Dia mengamati ruangan yang katanya sudah dia tiduri selama dua minggu. Dia melirik pria asing itu. Dia memejamkan matanya paksa karena nyeri kepalanya datang lagi. Pria itu mendekatinya untuk memeriksa keadaannya.

"Appa!" Jee menoleh ke belakang kemudian tersenyum manis. Dia memandangi gadis kecil itu sampai dia ketakutan dan bersembunyi di belakang pria itu.

"Kau siapa? Aku di mana?" tanyanya bertubi-tubi. Jee, pria itu tak langsung menjawab. Dia mendudukkan dirinya ke ujung ranjang kemudian menggendong gadis cilik itu hingga duduk di pangkuannya.

"Namaku Jee Yong, Kim Jee Yong. Kau ada di rumahku. Aku menemukanmu di kapal perusahaan ketika kau tak sadarkan diri," ucapnya. Gadis itu berusaha mencerna ucapan Jee hingga nyeri itu datang kembali.

"Dan kau? Siapa namamu?" tanya Jee. Dia memandang Jee. Entah. Dia tidak ingat apapun tentang dirinya. Bahkan dia kaget karena dia tiba-tiba bisa bangun. Astaga!

"Aku tidak tau. Semakin aku mengingat... Semakin kepalaku berdenyut nyeri," ucapnya. Jee menyimpulkan jika wanita yang ada di depannya ini lupa ingatan. Ya, tentu saja. Perkara nama saja dia lupa.

"Baiklah. Kau istirahatlah. Aku akan menyiapkan sarapan lagi. Kau nanti langsung ke bawah saja," ucap Jee. Dia hanya mengangguk patuh.

"Eri-ya... Ayo, biarkan kakak ini beristirahat," ucap Jee kepada putrinya. Gadis kecil itu menggelengkan kepalanya. Sejenak gadis cilik itu menatap ayahnya sambil berkedip lucu beberapa kali.

"Aku di sini saja. Bersama kakak ini," ucap Eri dengan lucu. Jee terkekeh sambil mengusak lembut rambut anaknya lalu mengangguk mengiyakan. Kemudian melenggang pergi meninggalkannya mereka.

"Kakak? Halo. Namaku Eri. Kim Aeri. Putrinya appa Jee Yong," ucap Eri. Gadis kecil itu tersenyum lugu membuat gadis itu gemas. Dia tersenyum melihatnya.

"Nama kakak siapa?" gadis itu menggeleng. Dia tidak ingat apapun tentang dirinya. Dia menunjukkan ekspresi sedih.
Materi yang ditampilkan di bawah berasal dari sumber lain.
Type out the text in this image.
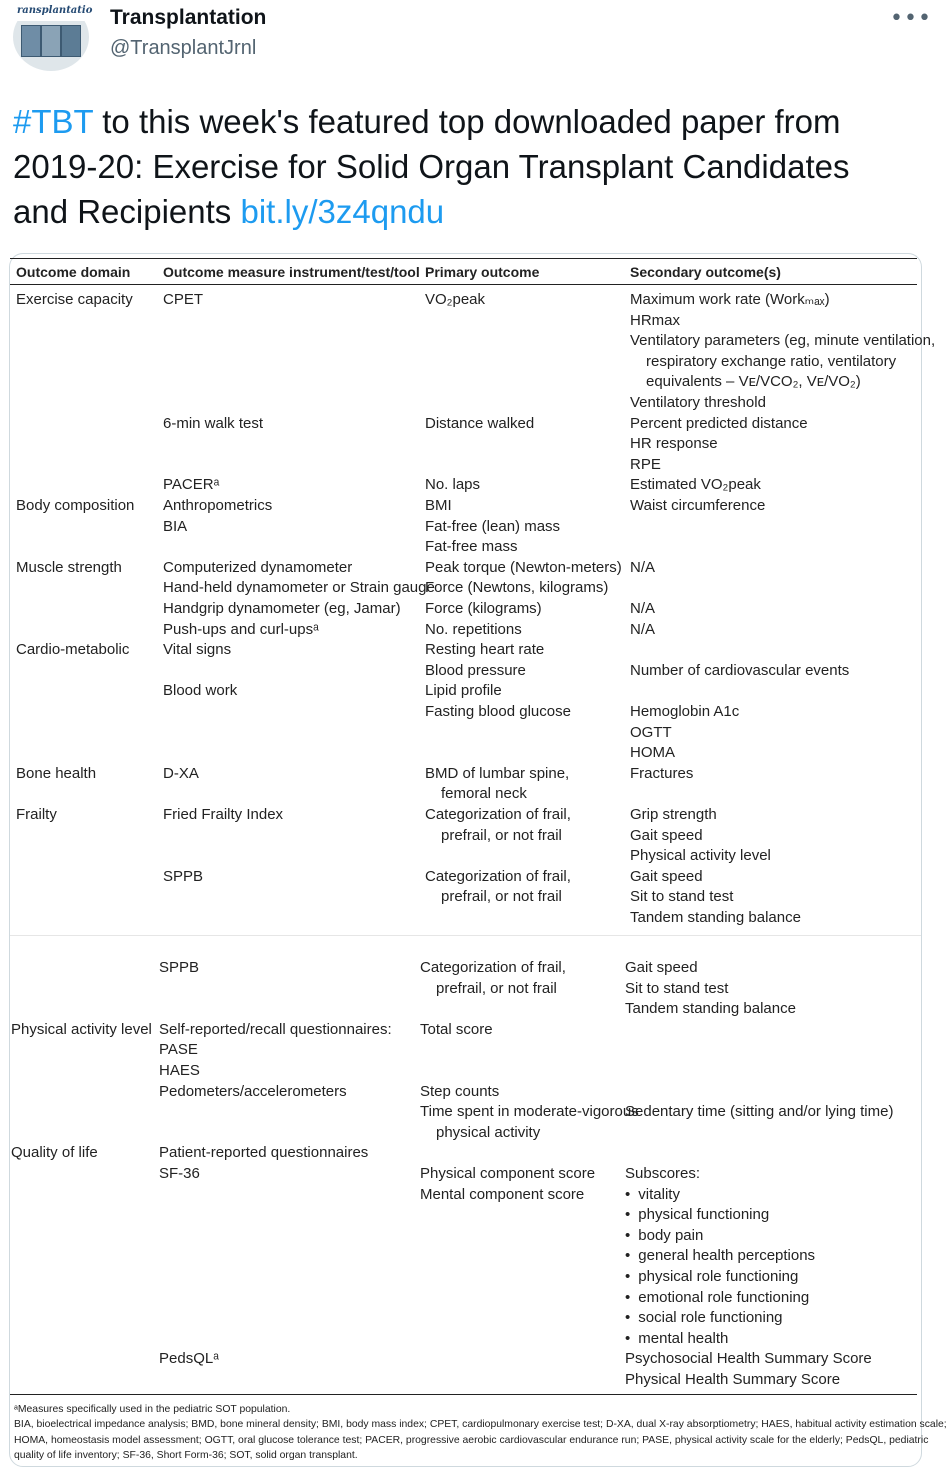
ransplantatio Transplantation
@TransplantJrnl
•••
#TBT to this week's featured top downloaded paper from 2019-20: Exercise for Solid Organ Transplant Candidates and Recipients bit.ly/3z4qndu
Outcome domain Outcome measure instrument/test/tool Primary outcome	Secondary outcome(s)
Exercise capacity CPET	VO₂peak	Maximum work rate (Workₘₐₓ)
HRmax
Ventilatory parameters (eg, minute ventilation,
respiratory exchange ratio, ventilatory
equivalents – Vᴇ/VCO₂, Vᴇ/VO₂)
Ventilatory threshold
6-min walk test	Distance walked	Percent predicted distance
HR response
RPE
PACERᵃ	No. laps	Estimated VO₂peak
Body composition Anthropometrics	BMI	Waist circumference
BIA	Fat-free (lean) mass
Fat-free mass
Muscle strength	Computerized dynamometer	Peak torque (Newton-meters) N/A
Hand-held dynamometer or Strain gauge
Force (Newtons, kilograms)
Handgrip dynamometer (eg, Jamar) Force (kilograms)	N/A
Push-ups and curl-upsᵃ	No. repetitions	N/A
Cardio-metabolic Vital signs	Resting heart rate
Blood pressure	Number of cardiovascular events
Blood work	Lipid profile
Fasting blood glucose	Hemoglobin A1c
OGTT
HOMA
Bone health	D-XA	BMD of lumbar spine,	Fractures
femoral neck
Frailty	Fried Frailty Index	Categorization of frail,	Grip strength
prefrail, or not frail	Gait speed
Physical activity level
SPPB	Categorization of frail,	Gait speed
prefrail, or not frail	Sit to stand test
Tandem standing balance
SPPB	Categorization of frail,	Gait speed
prefrail, or not frail	Sit to stand test
Tandem standing balance
Physical activity level Self-reported/recall questionnaires: Total score
PASE
HAES
Pedometers/accelerometers	Step counts
Time spent in moderate-vigorous
Sedentary time (sitting and/or lying time)
physical activity
Quality of life	Patient-reported questionnaires
SF-36	Physical component score Subscores:
Mental component score
•	vitality
• physical functioning
• body pain
• general health perceptions
• physical role functioning
• emotional role functioning
• social role functioning
• mental health
PedsQLᵃ	Psychosocial Health Summary Score
Physical Health Summary Score
ᵃMeasures specifically used in the pediatric SOT population.
BIA, bioelectrical impedance analysis; BMD, bone mineral density; BMI, body mass index; CPET, cardiopulmonary exercise test; D-XA, dual X-ray absorptiometry; HAES, habitual activity estimation scale;
HOMA, homeostasis model assessment; OGTT, oral glucose tolerance test; PACER, progressive aerobic cardiovascular endurance run; PASE, physical activity scale for the elderly; PedsQL, pediatric
quality of life inventory; SF-36, Short Form-36; SOT, solid organ transplant.
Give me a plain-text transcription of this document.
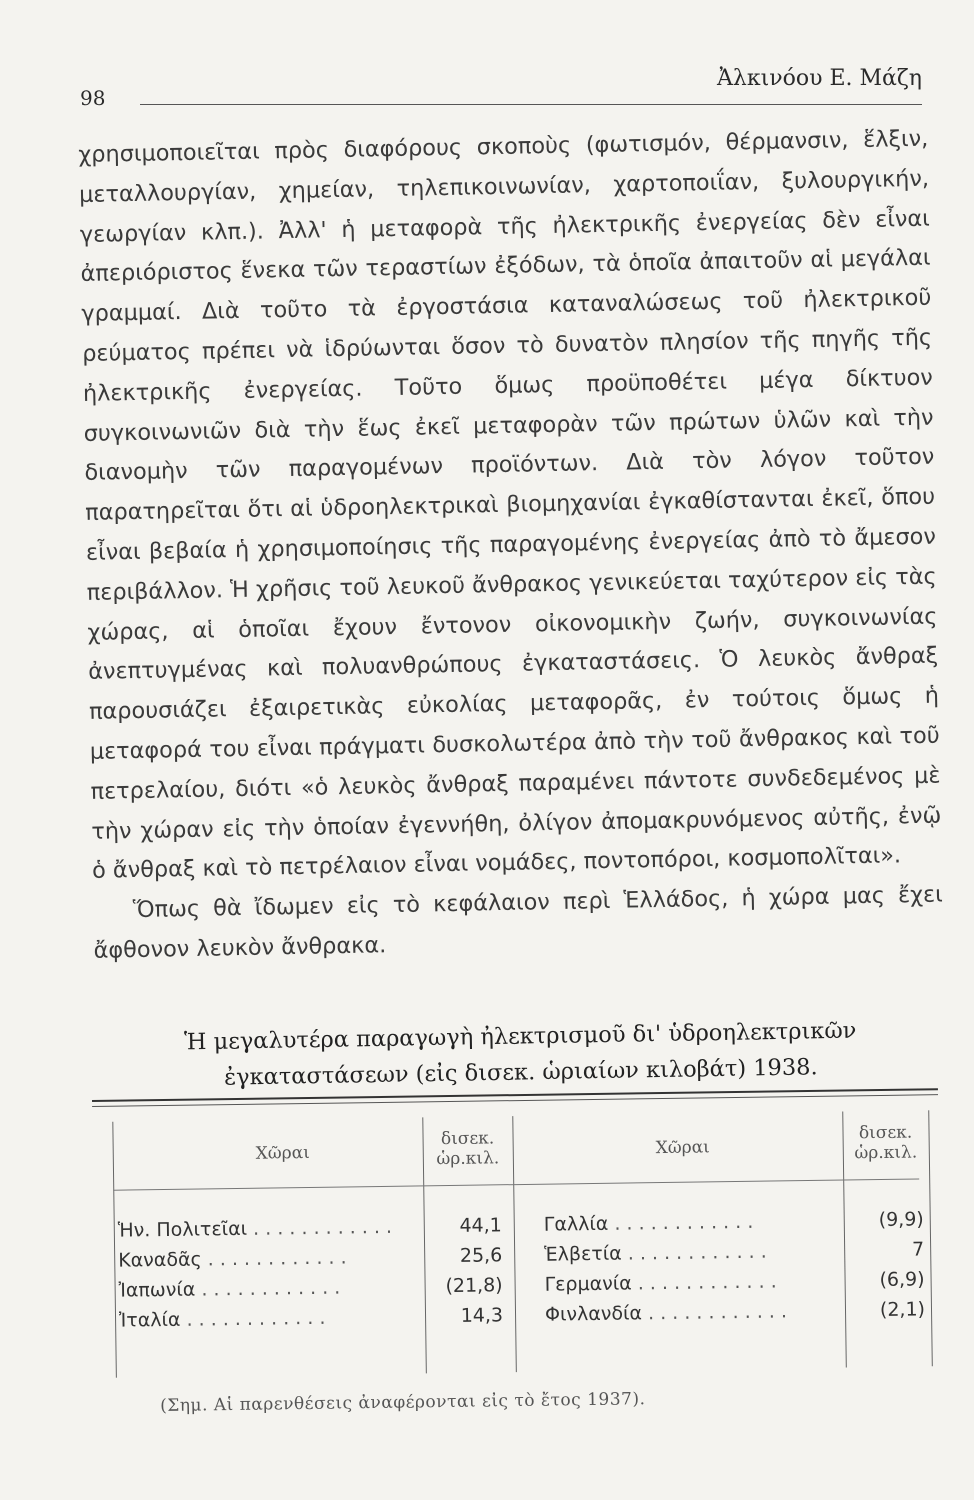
98
Ἀλκινόου Ε. Μάζη

χρησιμοποιεῖται πρὸς διαφόρους σκοποὺς (φωτισμόν, θέρμανσιν, ἕλξιν, μεταλλουργίαν, χημείαν, τηλεπικοινωνίαν, χαρτοποιΐαν, ξυλουργικήν, γεωργίαν κλπ.). Ἀλλ' ἡ μεταφορὰ τῆς ἠλεκτρικῆς ἐνεργείας δὲν εἶναι ἀπεριόριστος ἕνεκα τῶν τεραστίων ἐξόδων, τὰ ὁποῖα ἀπαιτοῦν αἱ μεγάλαι γραμμαί. Διὰ τοῦτο τὰ ἐργοστάσια καταναλώσεως τοῦ ἠλεκτρικοῦ ρεύματος πρέπει νὰ ἱδρύωνται ὅσον τὸ δυνατὸν πλησίον τῆς πηγῆς τῆς ἠλεκτρικῆς ἐνεργείας. Τοῦτο ὅμως προϋποθέτει μέγα δίκτυον συγκοινωνιῶν διὰ τὴν ἕως ἐκεῖ μεταφορὰν τῶν πρώτων ὑλῶν καὶ τὴν διανομὴν τῶν παραγομένων προϊόντων. Διὰ τὸν λόγον τοῦτον παρατηρεῖται ὅτι αἱ ὑδροηλεκτρικαὶ βιομηχανίαι ἐγκαθίστανται ἐκεῖ, ὅπου εἶναι βεβαία ἡ χρησιμοποίησις τῆς παραγομένης ἐνεργείας ἀπὸ τὸ ἄμεσον περιβάλλον. Ἡ χρῆσις τοῦ λευκοῦ ἄνθρακος γενικεύεται ταχύτερον εἰς τὰς χώρας, αἱ ὁποῖαι ἔχουν ἔντονον οἰκονομικὴν ζωήν, συγκοινωνίας ἀνεπτυγμένας καὶ πολυανθρώπους ἐγκαταστάσεις. Ὁ λευκὸς ἄνθραξ παρουσιάζει ἐξαιρετικὰς εὐκολίας μεταφορᾶς, ἐν τούτοις ὅμως ἡ μεταφορά του εἶναι πράγματι δυσκολωτέρα ἀπὸ τὴν τοῦ ἄνθρακος καὶ τοῦ πετρελαίου, διότι «ὁ λευκὸς ἄνθραξ παραμένει πάντοτε συνδεδεμένος μὲ τὴν χώραν εἰς τὴν ὁποίαν ἐγεννήθη, ὀλίγον ἀπομακρυνόμενος αὐτῆς, ἐνῷ ὁ ἄνθραξ καὶ τὸ πετρέλαιον εἶναι νομάδες, ποντοπόροι, κοσμοπολῖται».

Ὅπως θὰ ἴδωμεν εἰς τὸ κεφάλαιον περὶ Ἑλλάδος, ἡ χώρα μας ἔχει ἄφθονον λευκὸν ἄνθρακα.

Ἡ μεγαλυτέρα παραγωγὴ ἠλεκτρισμοῦ δι' ὑδροηλεκτρικῶν
ἐγκαταστάσεων (εἰς δισεκ. ὡριαίων κιλοβάτ) 1938.
Χῶραι
δισεκ.
ὡρ.κιλ.
Χῶραι
δισεκ.
ὡρ.κιλ.
Ἡν. Πολιτεῖαι . . .	44,1 Γαλλία . . .	(9,9)
Καναδᾶς . . .	25,6 Ἑλβετία . . .	7
Ἰαπωνία . . .	(21,8) Γερμανία . . .	(6,9)
Ἰταλία . . .	14,3 Φινλανδία . . .	(2,1)
(Σημ. Αἱ παρενθέσεις ἀναφέρονται εἰς τὸ ἔτος 1937).
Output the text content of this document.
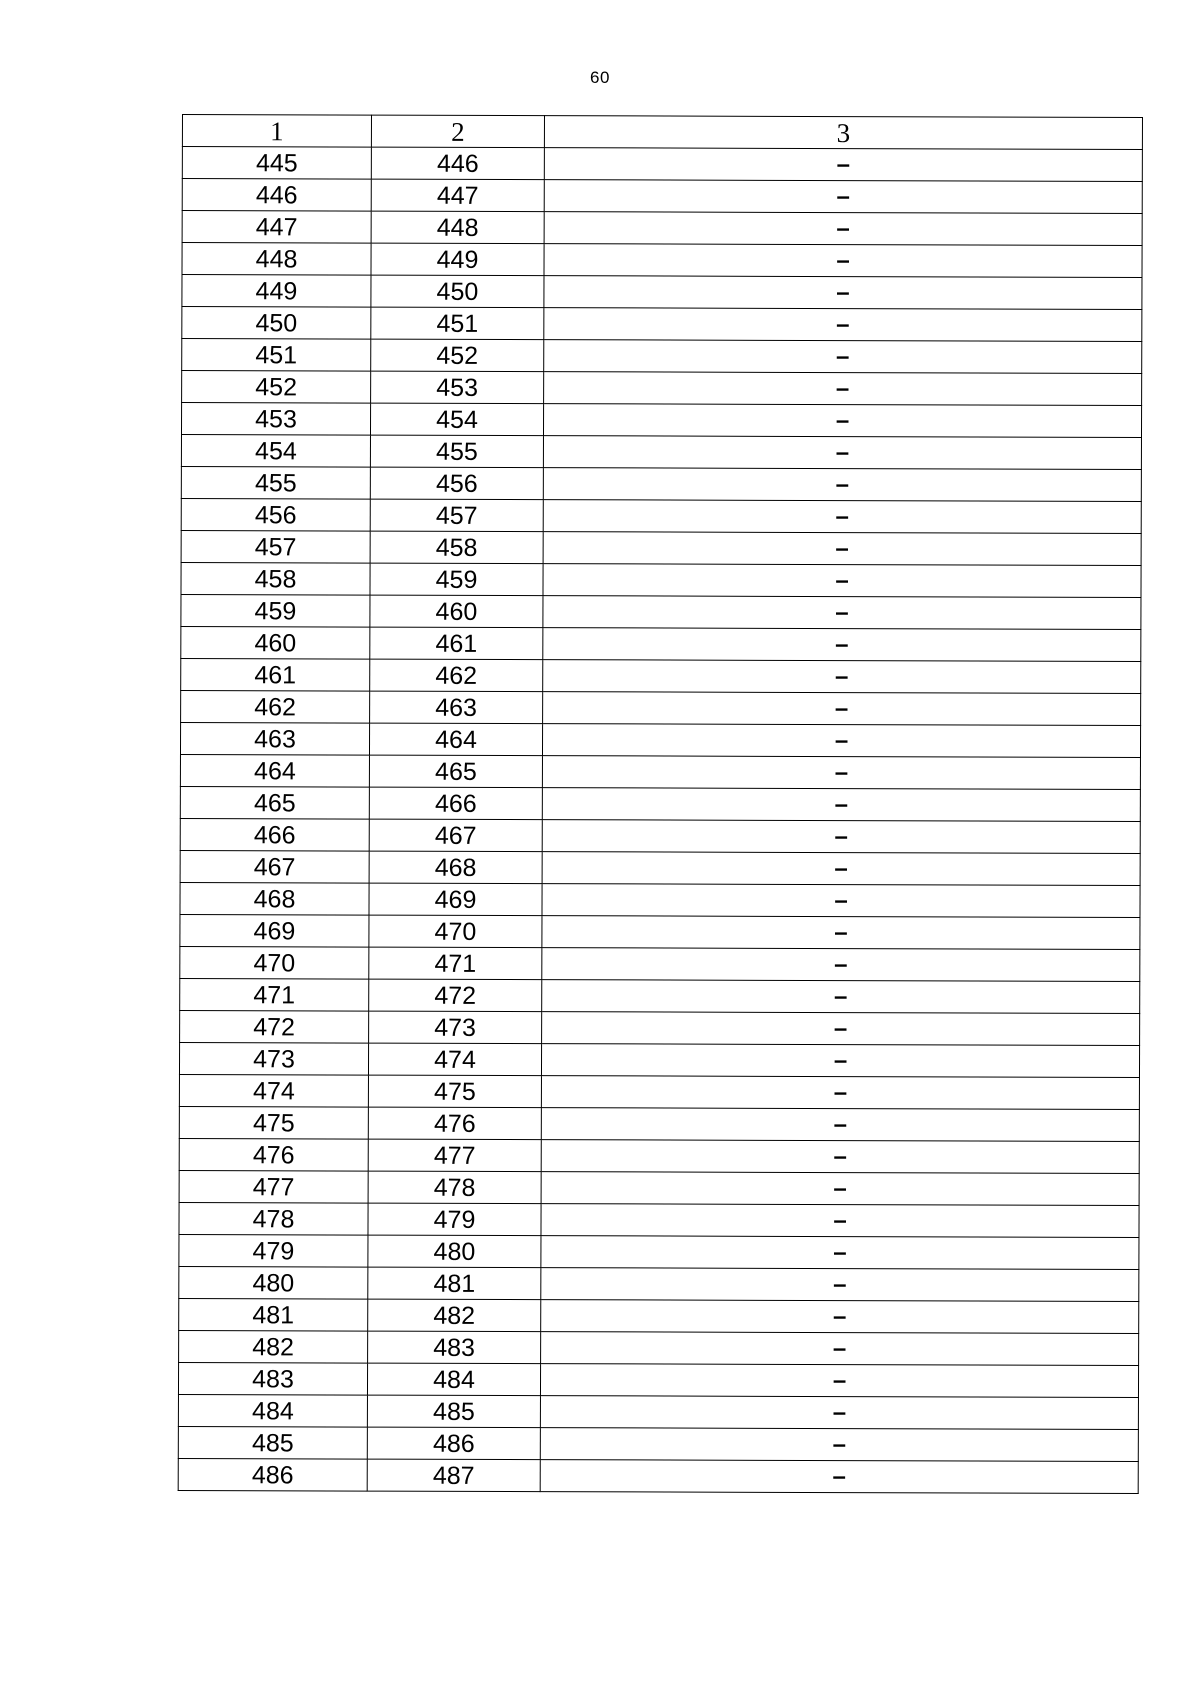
60
1	2	3
445	446	–
446	447	–
447	448	–
448	449	–
449	450	–
450	451	–
451	452	–
452	453	–
453	454	–
454	455	–
455	456	–
456	457	–
457	458	–
458	459	–
459	460	–
460	461	–
461	462	–
462	463	–
463	464	–
464	465	–
465	466	–
466	467	–
467	468	–
468	469	–
469	470	–
470	471	–
471	472	–
472	473	–
473	474	–
474	475	–
475	476	–
476	477	–
477	478	–
478	479	–
479	480	–
480	481	–
481	482	–
482	483	–
483	484	–
484	485	–
485	486	–
486	487	–
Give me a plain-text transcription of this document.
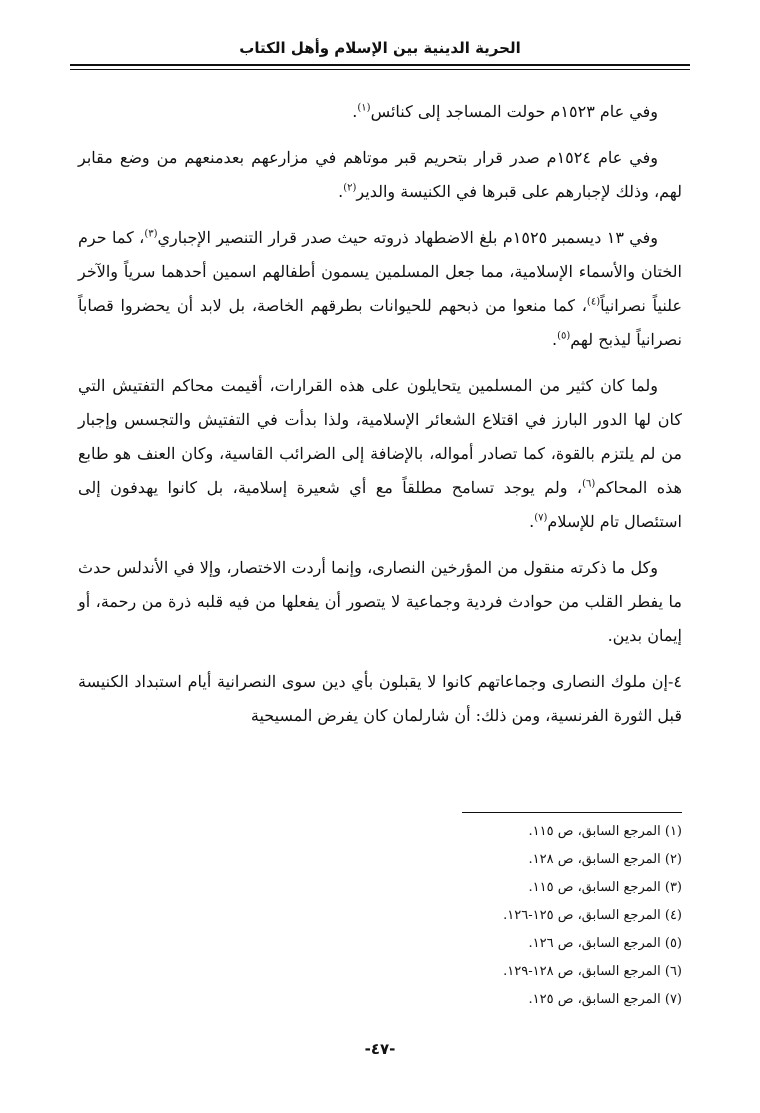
الحرية الدينية بين الإسلام وأهل الكتاب

وفي عام ١٥٢٣م حولت المساجد إلى كنائس$^{(١)}$.

وفي عام ١٥٢٤م صدر قرار بتحريم قبر موتاهم في مزارعهم بعدمنعهم من وضع مقابر لهم، وذلك لإجبارهم على قبرها في الكنيسة والدير$^{(٢)}$.

وفي ١٣ ديسمبر ١٥٢٥م بلغ الاضطهاد ذروته حيث صدر قرار التنصير الإجباري$^{(٣)}$، كما حرم الختان والأسماء الإسلامية، مما جعل المسلمين يسمون أطفالهم اسمين أحدهما سرياً والآخر علنياً نصرانياً$^{(٤)}$، كما منعوا من ذبحهم للحيوانات بطرقهم الخاصة، بل لابد أن يحضروا قصاباً نصرانياً ليذبح لهم$^{(٥)}$.

ولما كان كثير من المسلمين يتحايلون على هذه القرارات، أقيمت محاكم التفتيش التي كان لها الدور البارز في اقتلاع الشعائر الإسلامية، ولذا بدأت في التفتيش والتجسس وإجبار من لم يلتزم بالقوة، كما تصادر أمواله، بالإضافة إلى الضرائب القاسية، وكان العنف هو طابع هذه المحاكم$^{(٦)}$، ولم يوجد تسامح مطلقاً مع أي شعيرة إسلامية، بل كانوا يهدفون إلى استئصال تام للإسلام$^{(٧)}$.

وكل ما ذكرته منقول من المؤرخين النصارى، وإنما أردت الاختصار، وإلا في الأندلس حدث ما يفطر القلب من حوادث فردية وجماعية لا يتصور أن يفعلها من فيه قلبه ذرة من رحمة، أو إيمان بدين.

٤-إن ملوك النصارى وجماعاتهم كانوا لا يقبلون بأي دين سوى النصرانية أيام استبداد الكنيسة قبل الثورة الفرنسية، ومن ذلك: أن شارلمان كان يفرض المسيحية

(١) المرجع السابق، ص ١١٥.
(٢) المرجع السابق، ص ١٢٨.
(٣) المرجع السابق، ص ١١٥.
(٤) المرجع السابق، ص ١٢٥-١٢٦.
(٥) المرجع السابق، ص ١٢٦.
(٦) المرجع السابق، ص ١٢٨-١٢٩.
(٧) المرجع السابق، ص ١٢٥.
-٤٧-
"Hm... Mari kita cari nama buat kakak!" dia mengangguk antusias. Eri nampak berpikir keras. Alisnya mengkerut hebat sudah seperti siswa Senior High School yang tengah melakukan ujian kimia saja!

"Bagaimana dengan Micha? Bukankah itu terdengar lucu?" ucap Eri. Dia mengangguk setuju. Eri itu tersenyum manis hingga menunjukkan deretan giginya.

Okey. Namanya Micha. Tidak pakai marga. Dia tau kalau dia hidup hari ini. Sekarang tanggal empat belas Februari. Anggaplah ini hari ulang tahunnya. Micha tersenyum tipis.

"Ngomong-ngomong... Di mana ibumu? Apa ibumu tidak marah jika ayahmu membawaku ke rumahmu?" tanya Micha. Wajah gadis itu berubah menjadi muram. Tanpa aba-aba dia naik ke ranjangnya dengan susah payah. Micha sedikit membantunya.

"Eommaku ada banyak. Bahkan aku tidak tau eomma asliku. Aku hanya melihatnya di foto," ucap Eri dengan sedih. Micha paham betul apa maksud gadis cilik itu. Dia mendekap tubuh mungilnya dengan erat. Dia tidak tau jika ada anak di usia semuda ini sudah dihadapkan dengan cobaan seperti ini. Masih kecil sudah broken home.

"Kau tau? Aku bahkan menganggap bibi galak tetangga kita sebagai ibuku," cicitnya dengan suara kecil. Dia tertegun. Masih kecil sudah broken home. Orangtua yang berpisah, anak jadi korban. Dia semakin mengeratkan pelukan.

"Kau tau? Aku bahkan tidak ingat siapa namaku. Jadi, mulai sekarang aku menganggap semua orang itu keluargaku. Jangan sedih. Bahkan ada banyak orang yang memiliki nasib sepertimu atau bahkan sepertiku." Eri masih diam mendengarkan. Micha mengelus lembut rambut gadis cilik itu.

"Takdir memang tidak bisa ditebak. Bahkan waktu saja kadang sangat kejam. Menurutku, tidak ada hari tanpa bencana," lanjutnya. Eri yang tidak mengerti maksud perkataan Micha hanya mengangguk saja.

"Benar. Sekian pembicaraan ini. Selepasnya, mari kita makan. Aku sudah lapar," ucap Jee tiba-tiba masuk kamar. Dia membawa Eri dalam gendongannya.

"Eri-ya... Kau ke meja makan dulu ne?" Eri mengangguk lucu. Dia segera meninggalkan kamar itu. Jee menatap kepergian gadis empat tahun itu dengan tersenyum manis lalu dengan cepat mengubah ekspresinya menjadi datar. Dia melirik Micha. Gadis itu balik memandangnya dengan tatapan bertanya.

"Kau bisa berjalan? Sudah tidak sakit?" Micha mengernyitkan alis bingung. Memangnya tubuhnya terluka? Jee mendengus.

Oh iya, dia kan lupa ingatan! Jee menepuk dahinya. Dia merutuki dirinya.

"Saat aku menemukanmu, sebuah pisau kecil sudah menancap secara tidak aestetiknya di betismu," ucap Jee. Micha membola. Dia langsung memeriksa kedua betisnya.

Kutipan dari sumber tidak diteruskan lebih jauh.